Both were deserving of the honor.
Lamb, star at Bishop Blanchet and All-Pac 12 player for the University of Washington was drafted by the Diamonbacks in the sixth round of the 2012 draft, should have been an All-Star last season. But stuck at the loaded third base position with the likes of Kris Bryant, Nolan Arenado and Justin Turner, he was relegated to be part of the “final vote” and didn’t get enough fan support. This season his numbers are even better. He’s hitting .279 with a .922 on-base plus slugging percentage, 18 doubles, three triples, 20 homers and 67 RBI in 85 games.
“I was really excited for him,” said teammate and MVP candidate Paul Goldschmidt. “He was really close to making it last year and really deserved it. To bounce back and do it again this year is awesome. I’ve seen how hard he works. I see him on a daily basis. He definitely deserves this.”
Lamb got the news from manager Torey Lovullo.
“We had a team meeting and skip said four guys made it,” Lamb said. “To myself, I was thinking: ‘I have to be one of these guys.’ And then he said my name. It’s still unbelievable.”
Lamb made some changes to his swing before the 2016 season, lowering his hands and trying to get a better launch angle on the ball. It’s resulted in eye-popping power numbers.
“I need that cause I’m not very fast,” he joked.
A large contingent of Lamb supporters will be in the stands.
“I’m extremely excited,” he said. “I’ve got 17 people here, friends and family. They’re probably more excited than I am. It’s awesome.”
Conforto, a standout at Redmond High and later Oregon State, bounced back from the struggles of 2016 that included a demotion to Class AAA with a brilliant first half of 2017. He’s hitting .284 with a .945 OPS, 14 doubles, a triple, 14 homers and 41 RBI in 70 games.

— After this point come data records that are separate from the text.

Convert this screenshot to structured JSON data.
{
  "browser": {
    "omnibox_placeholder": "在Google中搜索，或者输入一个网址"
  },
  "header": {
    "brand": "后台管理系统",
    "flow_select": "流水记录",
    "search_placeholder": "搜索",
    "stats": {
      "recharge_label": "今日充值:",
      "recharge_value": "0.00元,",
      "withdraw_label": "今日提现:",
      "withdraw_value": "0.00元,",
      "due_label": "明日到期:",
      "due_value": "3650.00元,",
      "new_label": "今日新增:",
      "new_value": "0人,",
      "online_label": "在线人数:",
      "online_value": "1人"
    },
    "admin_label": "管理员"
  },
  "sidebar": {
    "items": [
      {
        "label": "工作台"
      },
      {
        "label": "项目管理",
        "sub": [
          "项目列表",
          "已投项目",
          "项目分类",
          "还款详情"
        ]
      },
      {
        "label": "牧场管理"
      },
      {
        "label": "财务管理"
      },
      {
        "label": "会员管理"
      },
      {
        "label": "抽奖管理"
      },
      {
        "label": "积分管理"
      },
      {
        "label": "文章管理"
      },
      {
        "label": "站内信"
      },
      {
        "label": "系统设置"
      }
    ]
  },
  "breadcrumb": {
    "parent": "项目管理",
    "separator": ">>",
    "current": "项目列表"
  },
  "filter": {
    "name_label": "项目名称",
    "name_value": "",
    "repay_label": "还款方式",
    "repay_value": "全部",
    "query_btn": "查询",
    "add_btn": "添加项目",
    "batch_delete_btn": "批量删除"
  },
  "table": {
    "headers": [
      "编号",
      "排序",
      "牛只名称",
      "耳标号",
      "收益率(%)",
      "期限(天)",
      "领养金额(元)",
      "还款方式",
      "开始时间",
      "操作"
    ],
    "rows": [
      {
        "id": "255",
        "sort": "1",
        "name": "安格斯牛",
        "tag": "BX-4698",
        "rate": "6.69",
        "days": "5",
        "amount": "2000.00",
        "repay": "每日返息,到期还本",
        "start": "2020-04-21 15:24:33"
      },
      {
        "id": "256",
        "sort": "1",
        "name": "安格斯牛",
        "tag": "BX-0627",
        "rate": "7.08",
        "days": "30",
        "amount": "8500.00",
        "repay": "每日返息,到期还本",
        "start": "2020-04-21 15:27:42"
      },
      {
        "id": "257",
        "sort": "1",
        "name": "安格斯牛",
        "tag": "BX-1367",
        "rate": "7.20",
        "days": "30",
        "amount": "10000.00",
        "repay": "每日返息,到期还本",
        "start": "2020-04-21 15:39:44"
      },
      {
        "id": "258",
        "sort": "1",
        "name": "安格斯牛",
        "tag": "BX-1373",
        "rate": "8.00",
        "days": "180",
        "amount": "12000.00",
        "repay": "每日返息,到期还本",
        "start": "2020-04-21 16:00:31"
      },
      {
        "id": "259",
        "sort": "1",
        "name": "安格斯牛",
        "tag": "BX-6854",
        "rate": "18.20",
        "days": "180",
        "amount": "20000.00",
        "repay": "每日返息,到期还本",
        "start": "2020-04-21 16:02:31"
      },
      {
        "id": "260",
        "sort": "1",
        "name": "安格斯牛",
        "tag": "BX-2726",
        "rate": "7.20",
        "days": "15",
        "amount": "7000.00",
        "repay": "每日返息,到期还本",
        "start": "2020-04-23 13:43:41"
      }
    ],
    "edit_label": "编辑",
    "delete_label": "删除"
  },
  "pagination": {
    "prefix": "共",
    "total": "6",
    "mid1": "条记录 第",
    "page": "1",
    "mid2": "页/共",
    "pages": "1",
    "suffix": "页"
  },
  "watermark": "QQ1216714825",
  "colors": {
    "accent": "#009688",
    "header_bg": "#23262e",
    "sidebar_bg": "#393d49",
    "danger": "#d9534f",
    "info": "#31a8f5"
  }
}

Admittedly, Conforto’s 2016 where he hit just .220 and was sent to the minors was “a struggle.” It also served as reset. He changed up his entire approach to his offseason. He ate healthier, toned up his physique and started his offseason hitting program earlier. Conforto showed up in spring ready to win back his starting job and show why he was the No. 10 pick of the 2015 draft.
“I was motivated,” he said.
In that 2014 draft, the Mariners had the No. 6 overall pick and scouted Conforto heavily at Oregon State. He was a player that they considered taking. Seattle has struggled to find an every day left fielder and scouts believed Conforto was one of the closest players to being big league ready in that draft class. Instead, Seattle opted for high school hitter Alex Jackson, who struggled in the low minors and has since been traded.
“I definitely thought there was a chance they’d draft me,” Conforto said. ” We had a spoken to a number of their scouts and a number of people in their front office. Being a kid from Seattle, I was absolutely hoping to play for my hometown team. I wouldn’t change how it went. Everything has worked the way it should and I’m more than happy to be in New York.”
But both Lamb and Conforto believe that there will be more players like them coming from the Puget Sound area. The level of baseball continues to get better with each year.
“I think there are some good teams and really good coaches,” Conforto said. “More attention is being out there and the good players are being found a little more often. Players out there have to really love the game because it rains so much. It’s maybe a different mentality than other kids.”